Alignment and Survey of ARGs detected in Wastewater Metagenomes
Quality analysis results on trimmed sequences revealed a mean quality of 36 for both
samples (Table 4). Wastewater samples were aligned against the CARD using BLASTN with an
E-value of 1e-5, the remaining parameters were maintained at default settings.

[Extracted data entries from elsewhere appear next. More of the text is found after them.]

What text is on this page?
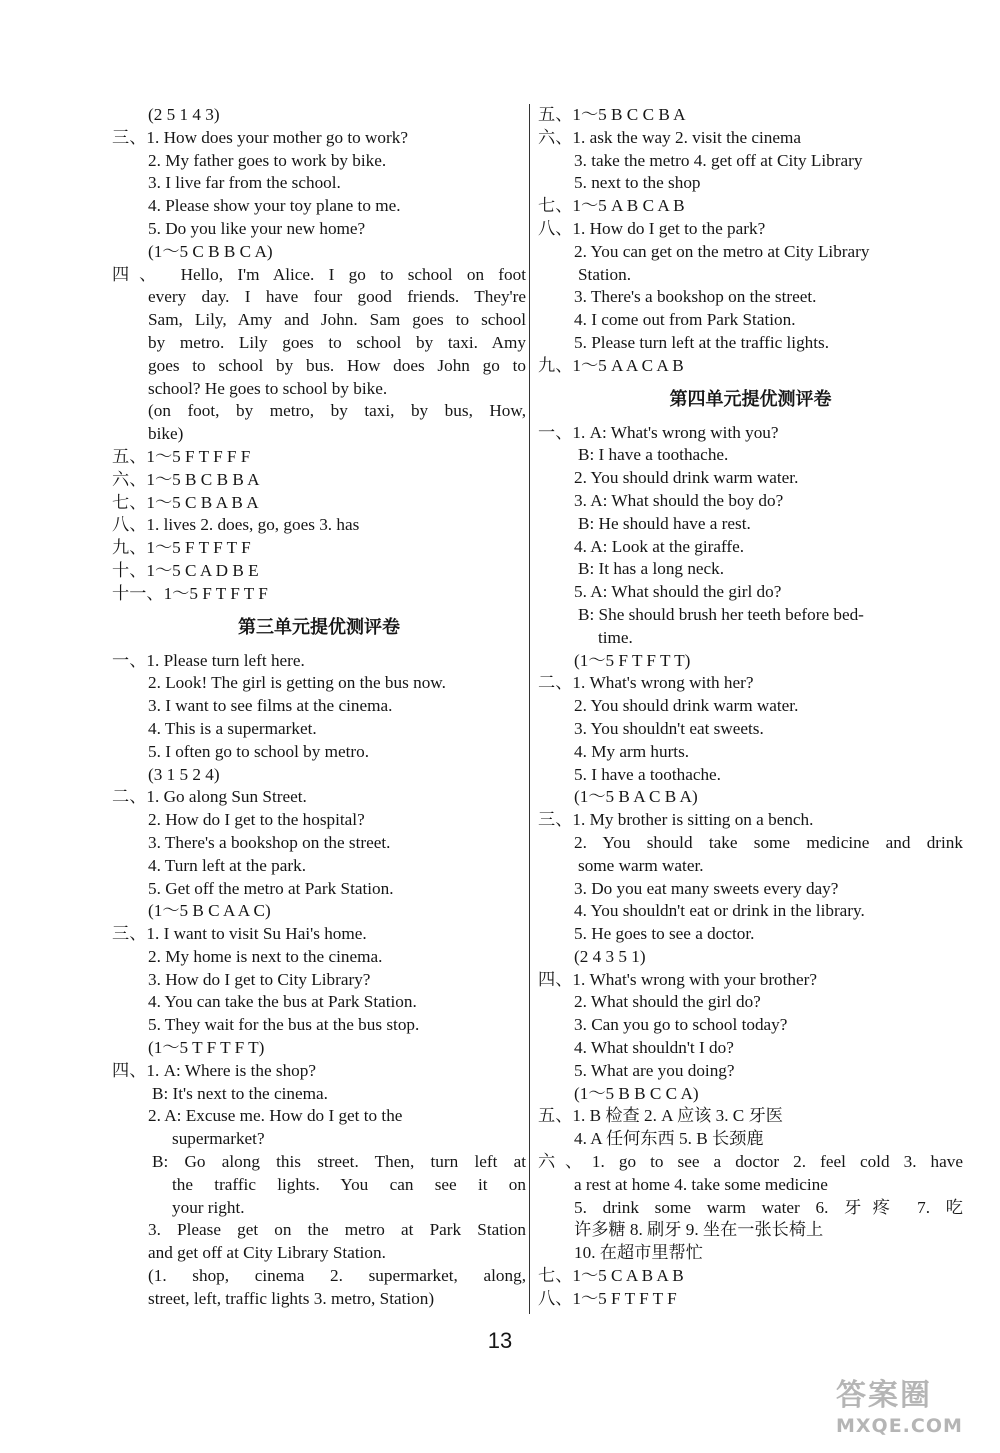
(2 5 1 4 3)
三、1. How does your mother go to work?
2. My father goes to work by bike.
3. I live far from the school.
4. Please show your toy plane to me.
5. Do you like your new home?
(1～5 C B B C A)
四、 Hello, I'm Alice. I go to school on foot
every day. I have four good friends. They're
Sam, Lily, Amy and John. Sam goes to school
by metro. Lily goes to school by taxi. Amy
goes to school by bus. How does John go to
school? He goes to school by bike.
(on foot, by metro, by taxi, by bus, How,
bike)
五、1～5 F T F F F
六、1～5 B C B B A
七、1～5 C B A B A
八、1. lives 2. does, go, goes 3. has
九、1～5 F T F T F
十、1～5 C A D B E
十一、1～5 F T F T F
第三单元提优测评卷
一、1. Please turn left here.
2. Look! The girl is getting on the bus now.
3. I want to see films at the cinema.
4. This is a supermarket.
5. I often go to school by metro.
(3 1 5 2 4)
二、1. Go along Sun Street.
2. How do I get to the hospital?
3. There's a bookshop on the street.
4. Turn left at the park.
5. Get off the metro at Park Station.
(1～5 B C A A C)
三、1. I want to visit Su Hai's home.
2. My home is next to the cinema.
3. How do I get to City Library?
4. You can take the bus at Park Station.
5. They wait for the bus at the bus stop.
(1～5 T F T F T)
四、1. A: Where is the shop?
B: It's next to the cinema.
2. A: Excuse me. How do I get to the
supermarket?
B: Go along this street. Then, turn left at
the traffic lights. You can see it on
your right.
3. Please get on the metro at Park Station
and get off at City Library Station.
(1. shop, cinema 2. supermarket, along,
street, left, traffic lights 3. metro, Station)
五、1～5 B C C B A
六、1. ask the way 2. visit the cinema
3. take the metro 4. get off at City Library
5. next to the shop
七、1～5 A B C A B
八、1. How do I get to the park?
2. You can get on the metro at City Library
Station.
3. There's a bookshop on the street.
4. I come out from Park Station.
5. Please turn left at the traffic lights.
九、1～5 A A C A B
第四单元提优测评卷
一、1. A: What's wrong with you?
B: I have a toothache.
2. You should drink warm water.
3. A: What should the boy do?
B: He should have a rest.
4. A: Look at the giraffe.
B: It has a long neck.
5. A: What should the girl do?
B: She should brush her teeth before bed-
time.
(1～5 F T F T T)
二、1. What's wrong with her?
2. You should drink warm water.
3. You shouldn't eat sweets.
4. My arm hurts.
5. I have a toothache.
(1～5 B A C B A)
三、1. My brother is sitting on a bench.
2. You should take some medicine and drink
some warm water.
3. Do you eat many sweets every day?
4. You shouldn't eat or drink in the library.
5. He goes to see a doctor.
(2 4 3 5 1)
四、1. What's wrong with your brother?
2. What should the girl do?
3. Can you go to school today?
4. What shouldn't I do?
5. What are you doing?
(1～5 B B C C A)
五、1. B 检查 2. A 应该 3. C 牙医
4. A 任何东西 5. B 长颈鹿
六、1. go to see a doctor 2. feel cold 3. have
a rest at home 4. take some medicine
5. drink some warm water 6. 牙疼 7. 吃
许多糖 8. 刷牙 9. 坐在一张长椅上
10. 在超市里帮忙
七、1～5 C A B A B
八、1～5 F T F T F
13
答案圈
MXQE.COM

A gene similarity
threshold of ≥ 90% over 150 bps was considered for mapped reads.
A total of 256 and 300 different ARGs met threshold conditions, each obtaining an E-value
of less than 1e-50, in the CAS and MBR sewage samples, respectively using BLASTN. β-lactam
resistance genes were the most abundant in each sample followed by aminoglycosides. Minor
counts of ARGs belonging to elfamycin, glycopeptide, and polymyxin classes of antibiotics were
detected in the MBR sample, but went undetected in the CAS sample (Figure 1). Streptomyces
cinnamoneus tuf gene (NCBI accession no. X98831), resistant to elfamycins, was detected in the
MBR sample. Elfamycins are a class of naturally occurring antibiotics that inhibit bacterial
growth by binding to the elongation factor Tu polypeptide, a component responsible for
bacterial protein synthesis (Sottani et al. 1993). To our knowledge, no recent studies on the
prevalence of elfamycin resistance genes in sewage treatment plants have been documented.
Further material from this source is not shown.